Spring is set to officially begin within the next few weeks. Let’s hope that spring brings warmer weather and less precipitation.
With spring, the renewal process begins once again. This is similar to our business climate in Saskatchewan with the anticipated unveiling of the new provincial budget on March 18.
Let’s hope the provincial budget doesn’t result in a drought on important budget items such as the Municipal Operating Agreements (MOG), where Saskatchewan municipalities are dependent on receiving their share of 1% of the PST. Let’s also hope that critical areas such as infrastructure, healthcare, and education & training receive adequate funding to allow Saskatchewan to continue its growth planning and readiness in anticipation of improved markets in oil, potash, or uranium.
Recently the Chamber hosted the workshop Understanding Treaties – Opportunity for Doing Business with First Nations. The workshop was very well received and offered attendees strong insights into the history and culture of Saskatchewan Aboriginals. It focused on the creation of the treaties and their relevance in today’s business world.

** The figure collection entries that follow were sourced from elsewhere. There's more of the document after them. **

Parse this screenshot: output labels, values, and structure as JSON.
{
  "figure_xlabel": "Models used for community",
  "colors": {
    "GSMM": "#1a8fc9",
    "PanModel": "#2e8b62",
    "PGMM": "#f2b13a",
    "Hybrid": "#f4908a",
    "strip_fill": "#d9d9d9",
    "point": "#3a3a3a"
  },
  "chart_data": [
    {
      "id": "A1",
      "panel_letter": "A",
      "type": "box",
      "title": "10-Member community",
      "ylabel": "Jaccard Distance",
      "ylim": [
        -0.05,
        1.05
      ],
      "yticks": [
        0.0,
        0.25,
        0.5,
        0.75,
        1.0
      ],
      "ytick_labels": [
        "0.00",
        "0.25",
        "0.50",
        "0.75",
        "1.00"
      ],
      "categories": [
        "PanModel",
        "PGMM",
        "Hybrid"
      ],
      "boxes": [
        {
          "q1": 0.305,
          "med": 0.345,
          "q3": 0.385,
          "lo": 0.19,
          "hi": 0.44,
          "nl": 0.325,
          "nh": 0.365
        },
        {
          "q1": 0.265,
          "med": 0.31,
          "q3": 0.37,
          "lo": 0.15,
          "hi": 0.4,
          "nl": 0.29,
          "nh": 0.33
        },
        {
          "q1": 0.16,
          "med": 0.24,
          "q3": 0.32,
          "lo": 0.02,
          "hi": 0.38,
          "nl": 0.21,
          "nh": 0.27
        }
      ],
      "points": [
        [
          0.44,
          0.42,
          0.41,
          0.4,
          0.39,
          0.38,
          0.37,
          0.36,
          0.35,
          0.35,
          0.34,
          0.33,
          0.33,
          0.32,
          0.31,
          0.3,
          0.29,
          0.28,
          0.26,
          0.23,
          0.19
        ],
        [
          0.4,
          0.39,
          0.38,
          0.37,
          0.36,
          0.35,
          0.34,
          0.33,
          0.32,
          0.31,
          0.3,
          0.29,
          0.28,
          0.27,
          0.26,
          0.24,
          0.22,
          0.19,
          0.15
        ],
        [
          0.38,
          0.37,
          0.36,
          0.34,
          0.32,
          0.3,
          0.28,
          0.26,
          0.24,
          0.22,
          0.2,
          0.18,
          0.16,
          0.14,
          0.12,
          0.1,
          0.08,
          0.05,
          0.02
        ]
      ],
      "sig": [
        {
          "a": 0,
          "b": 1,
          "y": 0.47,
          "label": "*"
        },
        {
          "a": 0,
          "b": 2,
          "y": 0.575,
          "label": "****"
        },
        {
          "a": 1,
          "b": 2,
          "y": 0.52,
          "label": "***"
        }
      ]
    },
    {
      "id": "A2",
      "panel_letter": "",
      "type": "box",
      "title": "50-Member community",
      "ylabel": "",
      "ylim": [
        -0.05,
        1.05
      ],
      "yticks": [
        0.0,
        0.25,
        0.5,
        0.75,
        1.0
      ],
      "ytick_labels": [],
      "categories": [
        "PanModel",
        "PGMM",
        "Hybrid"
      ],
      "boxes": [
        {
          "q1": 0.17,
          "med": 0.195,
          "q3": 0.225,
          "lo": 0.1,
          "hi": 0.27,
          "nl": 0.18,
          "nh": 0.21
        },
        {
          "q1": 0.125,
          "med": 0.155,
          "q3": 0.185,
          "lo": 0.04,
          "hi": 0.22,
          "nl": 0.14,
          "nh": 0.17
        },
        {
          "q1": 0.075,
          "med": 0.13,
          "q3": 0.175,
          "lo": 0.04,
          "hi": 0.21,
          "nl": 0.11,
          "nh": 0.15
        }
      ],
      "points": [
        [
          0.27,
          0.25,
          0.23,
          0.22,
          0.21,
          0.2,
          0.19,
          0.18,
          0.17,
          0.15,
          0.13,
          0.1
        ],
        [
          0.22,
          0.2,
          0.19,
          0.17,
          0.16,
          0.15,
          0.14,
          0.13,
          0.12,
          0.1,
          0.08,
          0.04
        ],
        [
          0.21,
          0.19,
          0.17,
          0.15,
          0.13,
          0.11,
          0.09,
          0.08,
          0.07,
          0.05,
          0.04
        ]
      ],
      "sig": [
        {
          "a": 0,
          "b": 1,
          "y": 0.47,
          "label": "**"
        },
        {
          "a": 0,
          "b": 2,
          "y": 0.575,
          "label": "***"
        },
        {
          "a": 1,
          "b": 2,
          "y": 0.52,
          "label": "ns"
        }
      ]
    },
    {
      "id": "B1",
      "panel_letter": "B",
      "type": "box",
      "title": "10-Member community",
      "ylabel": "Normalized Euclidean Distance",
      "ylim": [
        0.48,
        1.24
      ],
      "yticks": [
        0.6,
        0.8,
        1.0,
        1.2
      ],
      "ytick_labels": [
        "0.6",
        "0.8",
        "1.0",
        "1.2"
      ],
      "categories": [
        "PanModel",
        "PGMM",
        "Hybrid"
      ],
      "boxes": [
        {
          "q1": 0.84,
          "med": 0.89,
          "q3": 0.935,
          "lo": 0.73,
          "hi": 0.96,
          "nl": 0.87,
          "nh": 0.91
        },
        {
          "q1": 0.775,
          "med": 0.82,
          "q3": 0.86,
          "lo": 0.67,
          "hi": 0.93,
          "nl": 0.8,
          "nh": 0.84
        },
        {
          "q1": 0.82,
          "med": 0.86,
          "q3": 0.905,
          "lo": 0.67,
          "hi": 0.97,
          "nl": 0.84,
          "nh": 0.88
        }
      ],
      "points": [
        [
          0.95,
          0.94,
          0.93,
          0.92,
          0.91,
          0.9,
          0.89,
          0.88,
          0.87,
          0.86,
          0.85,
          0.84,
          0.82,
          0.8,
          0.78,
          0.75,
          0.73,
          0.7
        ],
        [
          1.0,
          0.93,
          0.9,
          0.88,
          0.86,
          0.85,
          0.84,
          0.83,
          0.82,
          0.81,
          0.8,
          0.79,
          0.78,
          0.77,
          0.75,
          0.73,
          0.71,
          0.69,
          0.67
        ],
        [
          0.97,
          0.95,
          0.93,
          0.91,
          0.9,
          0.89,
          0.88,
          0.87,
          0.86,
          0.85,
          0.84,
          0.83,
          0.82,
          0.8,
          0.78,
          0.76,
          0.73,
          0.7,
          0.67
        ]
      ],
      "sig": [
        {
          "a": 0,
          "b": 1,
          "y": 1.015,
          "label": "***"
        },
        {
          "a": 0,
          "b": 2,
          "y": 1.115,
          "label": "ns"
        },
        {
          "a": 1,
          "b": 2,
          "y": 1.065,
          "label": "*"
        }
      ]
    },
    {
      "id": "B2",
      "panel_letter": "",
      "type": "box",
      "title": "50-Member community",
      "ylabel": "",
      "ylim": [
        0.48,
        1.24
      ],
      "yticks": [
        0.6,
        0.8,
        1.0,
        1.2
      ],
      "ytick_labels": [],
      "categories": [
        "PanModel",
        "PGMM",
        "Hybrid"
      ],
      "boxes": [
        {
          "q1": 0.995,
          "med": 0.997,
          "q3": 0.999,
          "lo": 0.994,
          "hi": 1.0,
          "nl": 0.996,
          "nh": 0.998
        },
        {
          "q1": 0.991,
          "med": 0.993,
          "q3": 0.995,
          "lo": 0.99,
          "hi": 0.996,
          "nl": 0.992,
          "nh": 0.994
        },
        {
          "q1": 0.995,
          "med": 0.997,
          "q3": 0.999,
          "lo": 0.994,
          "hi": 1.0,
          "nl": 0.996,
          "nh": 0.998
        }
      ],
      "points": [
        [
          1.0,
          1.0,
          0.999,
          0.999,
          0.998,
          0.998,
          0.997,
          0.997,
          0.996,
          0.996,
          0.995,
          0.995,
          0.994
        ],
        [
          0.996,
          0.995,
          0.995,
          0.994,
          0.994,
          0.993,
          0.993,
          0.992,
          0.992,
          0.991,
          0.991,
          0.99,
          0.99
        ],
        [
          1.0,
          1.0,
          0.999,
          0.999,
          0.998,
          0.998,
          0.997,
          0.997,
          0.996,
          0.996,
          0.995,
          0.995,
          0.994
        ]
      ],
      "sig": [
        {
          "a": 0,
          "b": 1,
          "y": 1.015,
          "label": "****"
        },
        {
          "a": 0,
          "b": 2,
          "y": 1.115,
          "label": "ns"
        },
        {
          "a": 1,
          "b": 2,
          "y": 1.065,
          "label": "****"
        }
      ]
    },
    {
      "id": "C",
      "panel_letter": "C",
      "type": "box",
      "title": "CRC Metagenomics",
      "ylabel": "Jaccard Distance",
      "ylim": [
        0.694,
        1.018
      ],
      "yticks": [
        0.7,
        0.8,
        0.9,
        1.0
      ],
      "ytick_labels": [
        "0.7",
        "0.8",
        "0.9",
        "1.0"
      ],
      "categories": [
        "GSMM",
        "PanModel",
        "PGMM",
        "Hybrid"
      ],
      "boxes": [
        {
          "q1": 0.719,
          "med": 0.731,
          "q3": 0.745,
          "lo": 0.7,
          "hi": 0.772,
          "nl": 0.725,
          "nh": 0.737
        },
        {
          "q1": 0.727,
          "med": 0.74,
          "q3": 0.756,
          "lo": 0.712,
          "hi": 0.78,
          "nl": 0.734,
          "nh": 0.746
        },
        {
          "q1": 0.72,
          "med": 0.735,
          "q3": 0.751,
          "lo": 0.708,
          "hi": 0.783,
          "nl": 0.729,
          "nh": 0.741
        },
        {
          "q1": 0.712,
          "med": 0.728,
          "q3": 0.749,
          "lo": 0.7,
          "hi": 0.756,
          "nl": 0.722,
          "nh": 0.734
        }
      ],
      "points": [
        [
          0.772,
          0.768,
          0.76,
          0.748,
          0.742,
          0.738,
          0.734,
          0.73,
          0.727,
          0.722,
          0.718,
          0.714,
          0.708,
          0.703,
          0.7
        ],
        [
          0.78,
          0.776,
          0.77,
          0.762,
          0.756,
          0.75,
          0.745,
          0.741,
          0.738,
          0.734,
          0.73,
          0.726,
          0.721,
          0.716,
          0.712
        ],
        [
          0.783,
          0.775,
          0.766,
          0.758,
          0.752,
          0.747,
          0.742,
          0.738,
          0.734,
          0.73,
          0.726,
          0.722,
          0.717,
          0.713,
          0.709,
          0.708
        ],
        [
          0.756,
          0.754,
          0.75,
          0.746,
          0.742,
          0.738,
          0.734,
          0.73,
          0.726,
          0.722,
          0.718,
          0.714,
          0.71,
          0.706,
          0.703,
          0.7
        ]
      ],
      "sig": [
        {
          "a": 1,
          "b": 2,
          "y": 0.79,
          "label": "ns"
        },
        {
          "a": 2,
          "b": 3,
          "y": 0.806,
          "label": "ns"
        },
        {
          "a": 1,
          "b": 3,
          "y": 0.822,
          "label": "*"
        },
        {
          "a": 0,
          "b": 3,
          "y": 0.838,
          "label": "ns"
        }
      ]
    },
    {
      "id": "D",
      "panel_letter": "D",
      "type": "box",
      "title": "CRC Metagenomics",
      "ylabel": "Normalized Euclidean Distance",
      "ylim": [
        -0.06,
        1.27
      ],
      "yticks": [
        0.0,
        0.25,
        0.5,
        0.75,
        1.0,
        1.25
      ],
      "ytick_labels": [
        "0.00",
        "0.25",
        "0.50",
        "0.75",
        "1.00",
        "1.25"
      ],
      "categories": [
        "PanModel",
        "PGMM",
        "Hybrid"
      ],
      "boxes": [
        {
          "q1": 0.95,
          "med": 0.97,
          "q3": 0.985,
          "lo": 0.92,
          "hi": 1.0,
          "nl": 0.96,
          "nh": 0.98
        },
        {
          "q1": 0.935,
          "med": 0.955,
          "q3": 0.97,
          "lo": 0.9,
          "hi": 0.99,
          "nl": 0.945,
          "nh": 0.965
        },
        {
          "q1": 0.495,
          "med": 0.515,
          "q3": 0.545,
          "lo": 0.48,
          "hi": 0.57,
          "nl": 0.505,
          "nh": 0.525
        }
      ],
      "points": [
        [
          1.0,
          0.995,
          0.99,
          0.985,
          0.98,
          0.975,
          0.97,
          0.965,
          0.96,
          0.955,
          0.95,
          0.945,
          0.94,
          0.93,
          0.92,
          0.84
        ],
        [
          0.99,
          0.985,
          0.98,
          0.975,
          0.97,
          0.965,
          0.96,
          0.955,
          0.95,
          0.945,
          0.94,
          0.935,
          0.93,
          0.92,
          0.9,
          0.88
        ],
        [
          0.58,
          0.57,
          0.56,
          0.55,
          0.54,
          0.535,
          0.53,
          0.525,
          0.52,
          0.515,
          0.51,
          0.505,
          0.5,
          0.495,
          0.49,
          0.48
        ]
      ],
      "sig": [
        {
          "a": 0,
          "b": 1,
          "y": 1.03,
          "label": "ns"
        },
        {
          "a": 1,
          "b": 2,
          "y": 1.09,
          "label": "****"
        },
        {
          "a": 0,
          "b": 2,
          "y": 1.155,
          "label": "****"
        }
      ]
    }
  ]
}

The presentations offered insights that dispelled myths and provided education on the various factors and events that shaped the past, present and future for Aboriginals.
Today, one doesn’t have to search far to gain information on the various struggles and challenges that stem from the Treaties and resulting Indian Act. A review of the daily news will result in insights into the challenges and needs that are very apparent in First Nations Education, Health care, Justice and infrastructure.
Saskatchewan’s Treaty Commissioner Mr. George Lafond provided a very poignant presentation during the workshop, which focused on the importance of relationships and how critical trust remains as efforts to build and deepen relationships continue. The Commissioner presented the view that everyone must share in the duties and responsibilities to improve the current state of relationships, and build trust and understanding between Aboriginals and non-Aboriginals. As we are all the “sons and daughters of the Treaty making process,” we must share in reconciling the past and embrace a future that builds on the strengths.